Le graphisme et le thème jouent enfin un rôle majeur dans cette perception. Longtemps, l’esthétique a été reléguée au second plan, tant que les mécaniques tenaient debout. Power Grid est un excellent jeu, tendu et profond, mais son plateau utilitaire, son graphisme austère et sa gestion par billets demandent un réel effort d’entrée. Aujourd’hui, Azul montre à quel point le visuel peut accompagner la compréhension, donner envie et rendre l’expérience plus immédiate, sans rien enlever à la profondeur.
Tout cela s’accompagne d’une dernière évolution : la modularité. Certains jeux proposent une expérience figée, identique partie après partie. Les Aventuriers du Rail en est un bon exemple dans sa version de base : même plateau, mêmes règles, mêmes sensations. À l’inverse, Terraforming Mars propose une expérience adaptable, modulable, capable de s’ajuster à la table, au niveau des joueurs et à l’envie du moment. Cette souplesse explique largement sa longévité.
Il y a aussi ce qui, aujourd’hui, ne passe plus du tout : l’évolution politique, culturelle et symbolique du jeu. Pendant longtemps, certains thèmes ou représentations n’étaient tout simplement pas questionnés. Exploitation humaine transformée en mécanique abstraite, vocabulaire hérité d’un autre âge, personnages interchangeables sans identité : tout cela faisait partie du décor. Mombasa en est un exemple frappant. Le jeu est solide, tendu, intelligemment conçu, mais son traitement de l’exploitation coloniale — ressources humaines anonymes, logique de profit décontextualisée — crée aujourd’hui un vrai malaise. Preuve que le problème n’est pas la mécanique, mais ce qu’elle choisit d’ignorer. Le fait que le jeu ait ensuite été réédité sous un autre thème (Skymines) n’est d’ailleurs pas anodin.

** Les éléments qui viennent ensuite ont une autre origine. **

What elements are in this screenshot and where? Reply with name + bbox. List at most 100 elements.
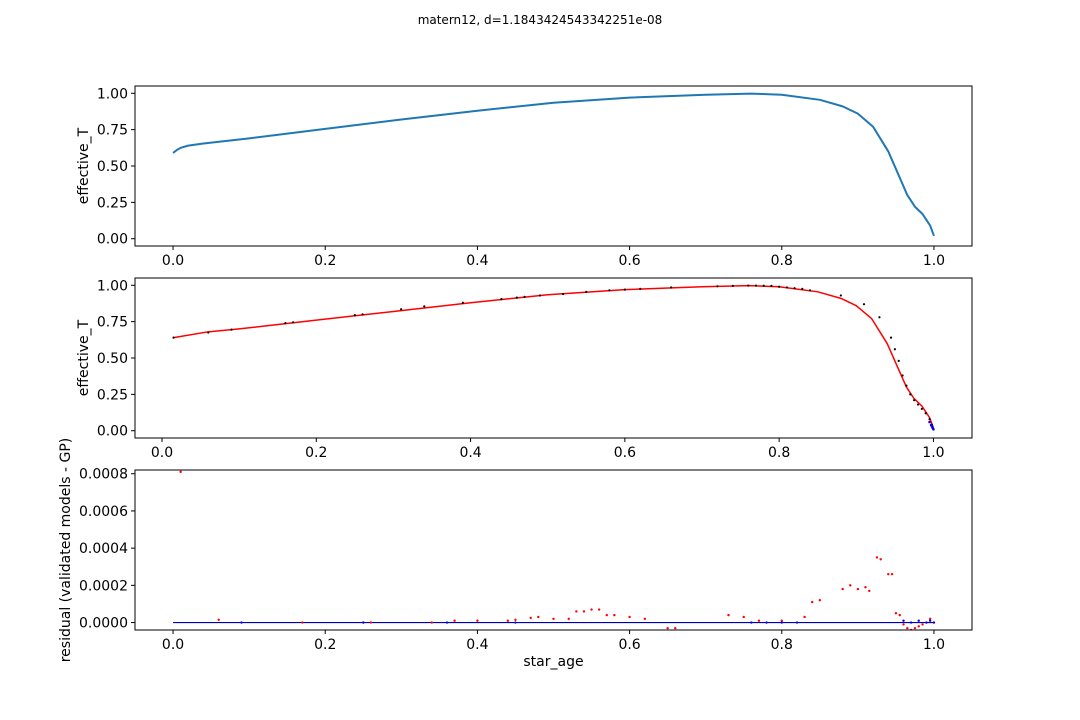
model-point bbox=[924, 412, 927, 415]
model-point bbox=[801, 287, 804, 291]
plot-data bbox=[173, 470, 936, 630]
model-point bbox=[523, 295, 526, 299]
residual-point bbox=[217, 618, 220, 621]
residual-point bbox=[898, 613, 901, 617]
figure-title: matern12, d=1.1843424543342251e-08 bbox=[418, 13, 663, 27]
model-point bbox=[562, 292, 565, 296]
residual-point bbox=[362, 621, 365, 624]
x-tick-label: 0.2 bbox=[305, 445, 327, 461]
residual-point bbox=[582, 610, 586, 613]
residual-point bbox=[917, 625, 920, 628]
axes-frame bbox=[134, 277, 973, 439]
model-point bbox=[623, 288, 626, 291]
axes-frame bbox=[134, 85, 973, 247]
residual-point bbox=[757, 619, 761, 622]
x-tick-label: 0.6 bbox=[618, 253, 640, 269]
model-point bbox=[839, 294, 842, 297]
axes-frame bbox=[134, 469, 973, 631]
x-tick-label: 0.4 bbox=[466, 637, 488, 653]
residual-point bbox=[894, 612, 898, 615]
model-point bbox=[353, 313, 356, 317]
model-point bbox=[893, 348, 896, 351]
y-tick-label: 0.00 bbox=[97, 424, 128, 440]
model-point bbox=[230, 328, 233, 331]
model-point bbox=[916, 403, 920, 406]
residual-point bbox=[902, 619, 905, 622]
model-point bbox=[639, 287, 642, 291]
y-tick-label: 0.0008 bbox=[79, 467, 128, 483]
residual-point bbox=[928, 617, 932, 621]
residual-point bbox=[803, 615, 806, 619]
residual-point bbox=[727, 613, 730, 617]
residual-point bbox=[628, 615, 631, 619]
y-tick-label: 0.75 bbox=[97, 123, 128, 139]
panel-bottom: 0.0 0.2 0.4 0.6 0.8 1.00.00000.00020.00040.00… bbox=[58, 438, 973, 670]
residual-point bbox=[765, 621, 768, 624]
x-tick-label: 0.4 bbox=[459, 445, 481, 461]
residual-point bbox=[932, 621, 936, 624]
x-tick-label: 0.2 bbox=[314, 637, 336, 653]
y-tick-label: 0.25 bbox=[97, 195, 128, 211]
residual-point bbox=[643, 617, 647, 621]
model-point bbox=[785, 286, 788, 289]
model-point bbox=[878, 316, 881, 319]
x-tick-label: 0.6 bbox=[614, 445, 636, 461]
residual-point bbox=[780, 619, 783, 622]
x-tick-label: 0.8 bbox=[771, 253, 793, 269]
x-tick-label: 1.0 bbox=[923, 637, 945, 653]
y-tick-label: 0.50 bbox=[97, 159, 128, 175]
x-tick-label: 1.0 bbox=[922, 445, 944, 461]
residual-point bbox=[590, 608, 593, 611]
model-point bbox=[747, 284, 750, 287]
y-tick-label: 0.50 bbox=[97, 351, 128, 367]
residual-point bbox=[666, 626, 669, 630]
residual-point bbox=[906, 626, 909, 630]
residual-point bbox=[879, 558, 882, 561]
residual-point bbox=[864, 586, 867, 589]
residual-point bbox=[597, 608, 601, 611]
validation-point bbox=[928, 420, 931, 424]
residual-point bbox=[430, 621, 433, 624]
x-tick-label: 0.4 bbox=[466, 253, 488, 269]
residual-point bbox=[913, 626, 917, 630]
x-tick-label: 0.8 bbox=[768, 445, 790, 461]
model-point bbox=[905, 384, 908, 387]
y-tick-label: 0.0002 bbox=[79, 578, 128, 594]
residual-point bbox=[445, 621, 449, 624]
residual-point bbox=[928, 619, 932, 622]
residual-point bbox=[780, 621, 783, 624]
x-tick-label: 0.0 bbox=[162, 637, 184, 653]
model-point bbox=[909, 393, 912, 396]
residual-point bbox=[567, 617, 570, 621]
y-tick-label: 0.0004 bbox=[79, 541, 128, 557]
y-axis-label: residual (validated models - GP) bbox=[58, 438, 74, 663]
residual-point bbox=[811, 600, 814, 604]
y-axis-label: effective_T bbox=[76, 319, 92, 396]
residual-point bbox=[605, 613, 608, 617]
model-point bbox=[361, 313, 364, 316]
panel-middle: 0.0 0.2 0.4 0.6 0.8 1.0 0.00 0.25 0.50 0.75 1.00 ef… bbox=[76, 277, 973, 461]
residual-point bbox=[890, 572, 894, 576]
model-point bbox=[862, 303, 866, 306]
residual-point bbox=[818, 599, 822, 602]
model-point bbox=[423, 305, 426, 308]
residual-point bbox=[552, 617, 555, 621]
model-point bbox=[928, 417, 931, 421]
plot-data bbox=[172, 92, 935, 237]
model-point bbox=[913, 399, 916, 402]
residual-point bbox=[476, 619, 479, 622]
residual-point bbox=[921, 623, 924, 626]
x-tick-label: 0.0 bbox=[162, 253, 184, 269]
y-tick-label: 0.0006 bbox=[79, 504, 128, 520]
residual-point bbox=[674, 626, 677, 630]
residual-point bbox=[514, 621, 517, 624]
residual-point bbox=[301, 621, 304, 624]
x-tick-label: 0.0 bbox=[151, 445, 173, 461]
y-tick-label: 0.75 bbox=[97, 315, 128, 331]
residual-point bbox=[887, 572, 890, 576]
model-point bbox=[515, 296, 518, 299]
residual-point bbox=[240, 621, 243, 624]
model-point bbox=[400, 308, 403, 311]
x-tick-label: 0.2 bbox=[314, 253, 336, 269]
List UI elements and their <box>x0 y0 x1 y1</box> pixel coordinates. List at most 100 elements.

À l’inverse, Freedom: Le Chemin de Fer Clandestin montre que le jeu peut aborder des sujets lourds sans les édulcorer ni les instrumentaliser. Le thème de l’esclavage y est traité frontalement, avec contextualisation, respect et intention claire. Le jeu ne détourne pas l’histoire pour en faire un décor confortable : il l’assume, la met en tension, et oblige le joueur à se positionner. Là où certains titres anciens abstraient pour ne pas déranger, d’autres ont compris qu’on pouvait faire du jeu un espace de réflexion, sans sacrifier l’expérience ludique.

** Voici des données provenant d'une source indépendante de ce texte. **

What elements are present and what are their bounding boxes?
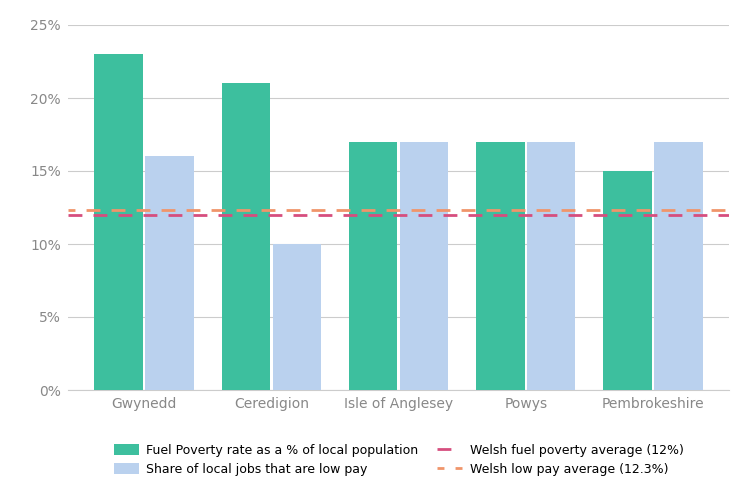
Bar — [654, 142, 702, 390]
Bar — [527, 142, 575, 390]
Bar — [145, 156, 194, 390]
Bar — [603, 171, 652, 390]
Bar — [476, 142, 525, 390]
Bar — [400, 142, 448, 390]
Bar — [222, 84, 270, 390]
Bar — [272, 244, 321, 390]
Legend: Fuel Poverty rate as a % of local population, Share of local jobs that are low p: Fuel Poverty rate as a % of local popula… — [114, 444, 684, 476]
Bar — [95, 54, 143, 390]
Bar — [349, 142, 397, 390]
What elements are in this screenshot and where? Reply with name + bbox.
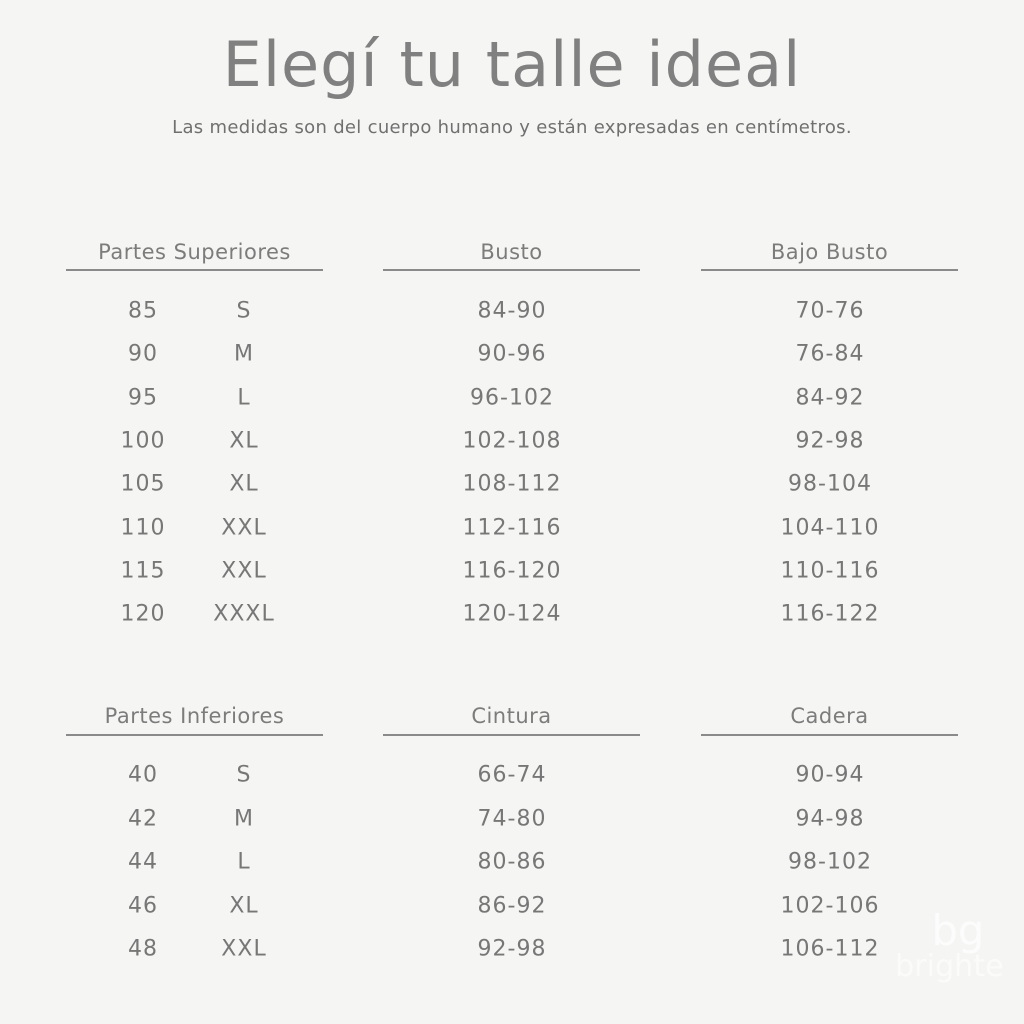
upper-row-7-size-letter: XXXL	[213, 601, 275, 627]
lower-row-2-size-letter: L	[237, 849, 251, 875]
upper-row-1-measure-1: 90-96	[477, 341, 547, 367]
lower-header-1: Cintura	[471, 704, 552, 728]
upper-row-4-measure-1: 108-112	[462, 471, 562, 497]
upper-row-7-measure-2: 116-122	[780, 601, 880, 627]
upper-row-4-measure-2: 98-104	[788, 471, 872, 497]
lower-row-3-measure-2: 102-106	[780, 893, 880, 918]
upper-row-5-size-letter: XXL	[221, 515, 267, 540]
upper-row-0-size-letter: S	[236, 298, 252, 324]
header-divider	[66, 734, 323, 736]
lower-row-3-size-number: 46	[128, 893, 158, 918]
header-divider	[383, 734, 640, 736]
upper-header-0: Partes Superiores	[98, 240, 291, 264]
upper-row-4-size-number: 105	[120, 471, 166, 497]
lower-row-4-size-letter: XXL	[221, 936, 267, 962]
lower-row-2-measure-2: 98-102	[788, 849, 872, 875]
lower-row-4-size-number: 48	[128, 936, 158, 962]
upper-row-3-measure-1: 102-108	[462, 428, 562, 454]
upper-row-0-size-number: 85	[128, 298, 158, 324]
svg-text:brighte: brighte	[895, 949, 1004, 984]
upper-row-6-size-number: 115	[120, 558, 166, 584]
lower-row-2-measure-1: 80-86	[477, 849, 547, 875]
upper-row-5-size-number: 110	[120, 515, 166, 540]
upper-row-6-measure-1: 116-120	[462, 558, 562, 584]
upper-row-3-size-number: 100	[120, 428, 166, 454]
upper-row-0-measure-2: 70-76	[795, 298, 865, 324]
upper-row-7-measure-1: 120-124	[462, 601, 562, 627]
upper-row-2-size-number: 95	[128, 385, 158, 411]
lower-row-0-size-number: 40	[128, 762, 158, 788]
lower-row-0-measure-2: 90-94	[795, 762, 865, 788]
lower-row-2-size-number: 44	[128, 849, 158, 875]
lower-row-4-measure-2: 106-112	[780, 936, 880, 962]
upper-row-2-measure-2: 84-92	[795, 385, 865, 411]
upper-row-2-size-letter: L	[237, 385, 251, 411]
lower-row-4-measure-1: 92-98	[477, 936, 547, 962]
upper-row-1-size-number: 90	[128, 341, 158, 367]
lower-row-0-size-letter: S	[236, 762, 252, 788]
upper-row-7-size-number: 120	[120, 601, 166, 627]
svg-text:bg: bg	[931, 906, 984, 955]
lower-row-3-measure-1: 86-92	[477, 893, 547, 918]
brand-watermark-logo: bg brighte	[895, 906, 1004, 984]
upper-row-6-measure-2: 110-116	[780, 558, 880, 584]
lower-row-1-measure-1: 74-80	[477, 806, 547, 831]
lower-row-0-measure-1: 66-74	[477, 762, 547, 788]
lower-row-1-size-number: 42	[128, 806, 158, 831]
upper-row-6-size-letter: XXL	[221, 558, 267, 584]
header-divider	[701, 269, 958, 271]
page-subtitle: Las medidas son del cuerpo humano y está…	[172, 117, 852, 138]
upper-header-2: Bajo Busto	[770, 240, 889, 264]
upper-row-0-measure-1: 84-90	[477, 298, 547, 324]
lower-row-3-size-letter: XL	[229, 893, 259, 918]
lower-row-1-measure-2: 94-98	[795, 806, 865, 831]
lower-row-1-size-letter: M	[234, 806, 254, 831]
header-divider	[66, 269, 323, 271]
upper-row-5-measure-2: 104-110	[780, 515, 880, 540]
page-title: Elegí tu talle ideal	[222, 28, 802, 101]
upper-header-1: Busto	[480, 240, 543, 264]
upper-row-3-measure-2: 92-98	[795, 428, 865, 454]
upper-row-4-size-letter: XL	[229, 471, 259, 497]
upper-row-1-size-letter: M	[234, 341, 254, 367]
upper-row-2-measure-1: 96-102	[470, 385, 554, 411]
lower-header-0: Partes Inferiores	[104, 704, 285, 728]
upper-row-1-measure-2: 76-84	[795, 341, 865, 367]
lower-header-2: Cadera	[790, 704, 869, 728]
upper-row-5-measure-1: 112-116	[462, 515, 562, 540]
header-divider	[383, 269, 640, 271]
upper-row-3-size-letter: XL	[229, 428, 259, 454]
header-divider	[701, 734, 958, 736]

Les jeux d’hier ont été conçus avec les outils, les contraintes et les attentes de leur époque. Mais les auteurs ont appris. Ils ont affiné les codes, élevé les standards, repensé le rapport au temps, à l’information, au matériel et à l’aléatoire. Aujourd’hui, j’attends des jeux qu’ils respectent mon temps, mon attention et mon envie de jouer. Des jeux où le système tient debout sans demander au joueur de compenser, d’attendre ou de bricoler l’expérience autour de la table.
Les classiques restent là, et ils le méritent.
Mais en 2026, ce ne sont plus forcément ceux que j’ai envie de sortir.